In 1972, Jobs enrolled at Reed College in Portland, Ore.; after a semester, seeing little value in college, he dropped out. But Jobs hung around Portland—he crashed in friends' dorm rooms, recycled Coke bottles to buy food, and sat in on several courses that he found interesting. One of these was a calligraphy class; it was there that Jobs first realized the simple, underappreciated beauty of the written language on a page. Calligraphy, he recalled in a 2005 commencement speech at Stanford, was "beautiful, historical, artistically subtle in a way that science can't capture, and I found it fascinating." ... The Mac was the first consumer machine to offer multiple fonts and the first to use "proportionally spaced" typefaces, meaning that unlike on a typewriter, some characters could be wider or narrower than others. ... As Jobs told the Stanford grads, "If I had never dropped out, I would have never dropped in on this calligraphy class, and personal computers might not have the wonderful typography that they do."
That story proves how much one person can change the look and feel and daily workings of the entire world. But it always strikes me as a lesson, also, for every person interested in self-education (even after he dropped out, regardless of credit counts or future resume, Jobs still hung around campus, eager to learn). And it always strikes me as a great story for writers.

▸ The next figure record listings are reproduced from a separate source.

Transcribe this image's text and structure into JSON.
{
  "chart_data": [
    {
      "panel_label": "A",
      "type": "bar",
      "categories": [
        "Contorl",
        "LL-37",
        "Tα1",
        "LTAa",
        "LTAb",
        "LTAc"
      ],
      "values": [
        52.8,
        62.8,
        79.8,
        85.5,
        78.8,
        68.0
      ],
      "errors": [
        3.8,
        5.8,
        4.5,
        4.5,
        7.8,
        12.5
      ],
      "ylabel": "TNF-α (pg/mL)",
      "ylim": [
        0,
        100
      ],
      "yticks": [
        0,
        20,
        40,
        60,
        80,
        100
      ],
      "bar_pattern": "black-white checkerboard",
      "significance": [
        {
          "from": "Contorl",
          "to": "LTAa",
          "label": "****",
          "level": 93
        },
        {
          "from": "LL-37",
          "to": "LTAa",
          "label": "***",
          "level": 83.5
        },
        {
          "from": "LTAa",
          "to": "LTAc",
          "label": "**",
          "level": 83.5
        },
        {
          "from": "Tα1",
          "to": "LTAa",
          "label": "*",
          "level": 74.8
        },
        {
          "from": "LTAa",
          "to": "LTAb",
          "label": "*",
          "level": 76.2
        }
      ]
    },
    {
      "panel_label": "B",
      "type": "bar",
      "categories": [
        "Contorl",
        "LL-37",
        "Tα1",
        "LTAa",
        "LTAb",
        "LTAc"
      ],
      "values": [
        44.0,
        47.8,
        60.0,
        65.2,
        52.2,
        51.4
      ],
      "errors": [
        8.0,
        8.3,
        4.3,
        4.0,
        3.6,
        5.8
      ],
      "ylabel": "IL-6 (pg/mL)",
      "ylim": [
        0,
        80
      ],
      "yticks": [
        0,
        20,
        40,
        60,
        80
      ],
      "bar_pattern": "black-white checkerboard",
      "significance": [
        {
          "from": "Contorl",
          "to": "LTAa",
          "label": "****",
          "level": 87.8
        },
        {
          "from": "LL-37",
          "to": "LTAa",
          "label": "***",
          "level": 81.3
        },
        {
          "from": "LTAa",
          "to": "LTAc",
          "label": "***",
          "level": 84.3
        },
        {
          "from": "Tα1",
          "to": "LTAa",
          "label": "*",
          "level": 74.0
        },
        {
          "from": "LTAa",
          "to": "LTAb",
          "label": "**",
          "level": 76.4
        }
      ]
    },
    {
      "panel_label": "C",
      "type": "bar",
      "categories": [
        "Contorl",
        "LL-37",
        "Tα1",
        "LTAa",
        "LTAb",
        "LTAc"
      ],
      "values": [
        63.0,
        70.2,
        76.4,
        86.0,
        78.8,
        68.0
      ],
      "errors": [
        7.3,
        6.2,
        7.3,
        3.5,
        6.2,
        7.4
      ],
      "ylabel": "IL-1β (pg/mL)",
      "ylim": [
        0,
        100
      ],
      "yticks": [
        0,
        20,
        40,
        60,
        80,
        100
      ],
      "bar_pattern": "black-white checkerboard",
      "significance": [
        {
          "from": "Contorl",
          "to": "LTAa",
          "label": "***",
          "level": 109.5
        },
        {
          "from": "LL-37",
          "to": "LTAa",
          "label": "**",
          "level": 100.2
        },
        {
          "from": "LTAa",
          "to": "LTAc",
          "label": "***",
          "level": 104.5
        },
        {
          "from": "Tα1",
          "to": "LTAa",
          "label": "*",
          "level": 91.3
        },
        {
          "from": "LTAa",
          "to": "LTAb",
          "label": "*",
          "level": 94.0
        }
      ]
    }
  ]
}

Jobs sat in on that class and had an epiphany: here is something I appreciate; here is something I can use to make the world a more beautiful, functional, and interesting place. On the prowl for stories, real and fictional, we read the newspaper, we overhear conversations, we consider our own relationships, we see a stranger passing on the street and think: there is a character, there is a plot, there is a human condition to be explored.
We aim to be, as Henry James exhorted and as Steve Jobs practiced, someone upon whom "nothing is lost."